The disgrace at UWS is only the latest example of this "magic words" theory, wherein a university seems to think all it needs to do to justify a blatant violation of a student or faculty member's rights is to invoke the tragedies at Virginia Tech and Northern Illinois University and the rest of us will casually shrug it off and credit it as a somehow legitimate response, as if the First Amendment contains an exception for post-tragedy sensitivities. We certainly will not—not when we've seen the same fraudulent defense used to such ends as forcing the cancellation of an Arkansas Tech student production of the Stephen Sondheim musical Assassins. ("But just look at the title! It has the word 'Assassins' in it!" Can't you imagine UWS's Mell saying that?) Arkansas Tech President Robert C. Brown said at the time that the decision was made "out of respect for the families of those victims of the tragedies at Northern Illinois University and Virginia Tech, and from an abundance of caution."
Colorado College set an even worse example—finding two students responsible for violating the college's policy against "violence" on the basis of a satirical flyer with playful references to "chainsaw etiquette" and sniper rifles. Then-Colorado College President Richard Celeste steamrolled the two students behind the "Monthly Bag" flyer shortly after the shootings at Northern Illinois, and later exploited the shootings as justification for their bullying and punishment by the college, pointing to the fact that the flyers had appeared "within days of the horrific Valentine's Day killings at Northern Illinois University."
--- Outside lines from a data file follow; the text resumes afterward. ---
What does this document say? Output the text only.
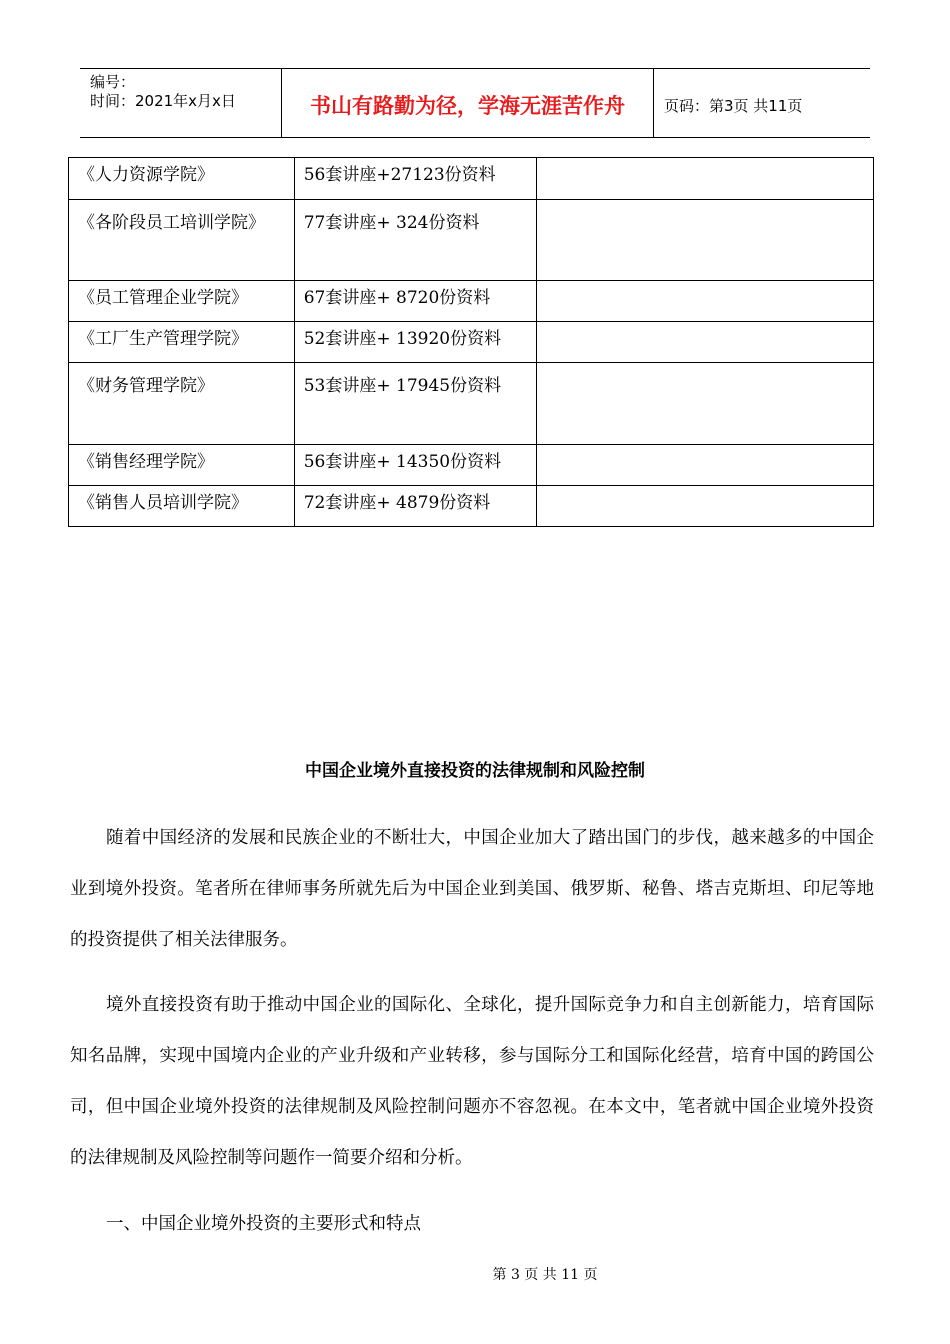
编号：
时间：2021年x月x日	书山有路勤为径，学海无涯苦作舟	页码：第3页 共11页
《人力资源学院》	56套讲座+27123份资料	
《各阶段员工培训学院》	77套讲座+ 324份资料	
《员工管理企业学院》	67套讲座+ 8720份资料	
《工厂生产管理学院》	52套讲座+ 13920份资料	
《财务管理学院》	53套讲座+ 17945份资料	
《销售经理学院》	56套讲座+ 14350份资料	
《销售人员培训学院》	72套讲座+ 4879份资料	
中国企业境外直接投资的法律规制和风险控制

随着中国经济的发展和民族企业的不断壮大，中国企业加大了踏出国门的步伐，越来越多的中国企业到境外投资。笔者所在律师事务所就先后为中国企业到美国、俄罗斯、秘鲁、塔吉克斯坦、印尼等地的投资提供了相关法律服务。

境外直接投资有助于推动中国企业的国际化、全球化，提升国际竞争力和自主创新能力，培育国际知名品牌，实现中国境内企业的产业升级和产业转移，参与国际分工和国际化经营，培育中国的跨国公司，但中国企业境外投资的法律规制及风险控制问题亦不容忽视。在本文中，笔者就中国企业境外投资的法律规制及风险控制等问题作一简要介绍和分析。

一、中国企业境外投资的主要形式和特点
第 3 页 共 11 页
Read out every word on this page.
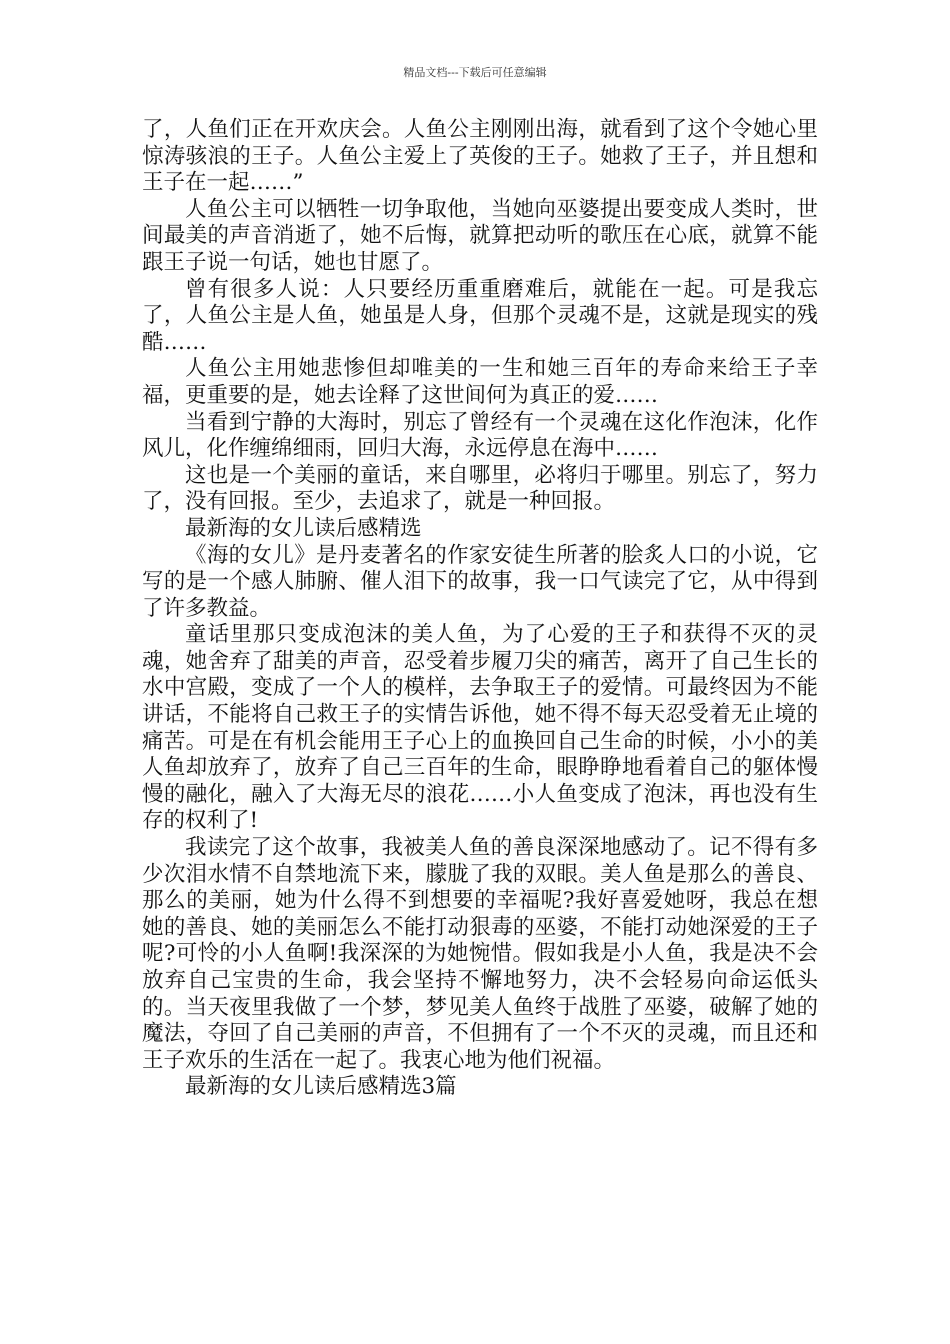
精品文档---下载后可任意编辑

了，人鱼们正在开欢庆会。人鱼公主刚刚出海，就看到了这个令她心里惊涛骇浪的王子。人鱼公主爱上了英俊的王子。她救了王子，并且想和王子在一起……”

人鱼公主可以牺牲一切争取他，当她向巫婆提出要变成人类时，世间最美的声音消逝了，她不后悔，就算把动听的歌压在心底，就算不能跟王子说一句话，她也甘愿了。

曾有很多人说：人只要经历重重磨难后，就能在一起。可是我忘了，人鱼公主是人鱼，她虽是人身，但那个灵魂不是，这就是现实的残酷……

人鱼公主用她悲惨但却唯美的一生和她三百年的寿命来给王子幸福，更重要的是，她去诠释了这世间何为真正的爱……

当看到宁静的大海时，别忘了曾经有一个灵魂在这化作泡沫，化作风儿，化作缠绵细雨，回归大海，永远停息在海中……

这也是一个美丽的童话，来自哪里，必将归于哪里。别忘了，努力了，没有回报。至少，去追求了，就是一种回报。

最新海的女儿读后感精选

《海的女儿》是丹麦著名的作家安徒生所著的脍炙人口的小说，它写的是一个感人肺腑、催人泪下的故事，我一口气读完了它，从中得到了许多教益。

童话里那只变成泡沫的美人鱼，为了心爱的王子和获得不灭的灵魂，她舍弃了甜美的声音，忍受着步履刀尖的痛苦，离开了自己生长的水中宫殿，变成了一个人的模样，去争取王子的爱情。可最终因为不能讲话，不能将自己救王子的实情告诉他，她不得不每天忍受着无止境的痛苦。可是在有机会能用王子心上的血换回自己生命的时候，小小的美人鱼却放弃了，放弃了自己三百年的生命，眼睁睁地看着自己的躯体慢慢的融化，融入了大海无尽的浪花……小人鱼变成了泡沫，再也没有生存的权利了!

我读完了这个故事，我被美人鱼的善良深深地感动了。记不得有多少次泪水情不自禁地流下来，朦胧了我的双眼。美人鱼是那么的善良、那么的美丽，她为什么得不到想要的幸福呢?我好喜爱她呀，我总在想她的善良、她的美丽怎么不能打动狠毒的巫婆，不能打动她深爱的王子呢?可怜的小人鱼啊!我深深的为她惋惜。假如我是小人鱼，我是决不会放弃自己宝贵的生命，我会坚持不懈地努力，决不会轻易向命运低头的。当天夜里我做了一个梦，梦见美人鱼终于战胜了巫婆，破解了她的魔法，夺回了自己美丽的声音，不但拥有了一个不灭的灵魂，而且还和王子欢乐的生活在一起了。我衷心地为他们祝福。

最新海的女儿读后感精选3篇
And Valdosta State University in Georgia expelled a student who had posted a collage on Facebook making fun of the university's president for saying that two new parking garages on campus would be his legacy. The title of the collage was "S.A.V.E. – Zaccari Memorial Parking Garage." Well, the president chose to take the word "memorial" as an "indirect threat[]" (as though you have to be dead to get a memorial), invoking Virginia Tech and apparently looking for any reason to punish the student for challenging his presidential legacy.
Not only do these justifications cheapen the very real losses suffered in those terrible tragedies, but at UWS this justification does absolutely nothing to alleviate the fact that the censorship was flagrantly unconstitutional and absurd.
UWS has been sticking to the same story all week. The university posted this statement on its Facebook page on Monday:
Stout supports the right of its students and employees to express themselves freely. However, UW-Stout also has the responsibility to provide an environment for its students, faculty and staff that is free from threats, either direct or implied.
After consultation with the UW System Office of General Counsel, administrators determined that the posters displayed outside Professor Miller's door constituted implied threats of violence, and they were removed.
The decision was made in the current context of tragedies on other university campuses, including those at Virginia Tech and Northern Illinois.
You don't need a college education to dismiss as stupid the logic behind UWS's unconstitutional intimidation and censorship of Professor Miller. And, make no mistake, it's an appallingly bad argument. But it's also dangerous. It's a clear indication of a runaway administration completely out of touch with the obligations and requirements of an institution bound by the First Amendment, indifferent to the harm it has caused by defending its own warped notion of security.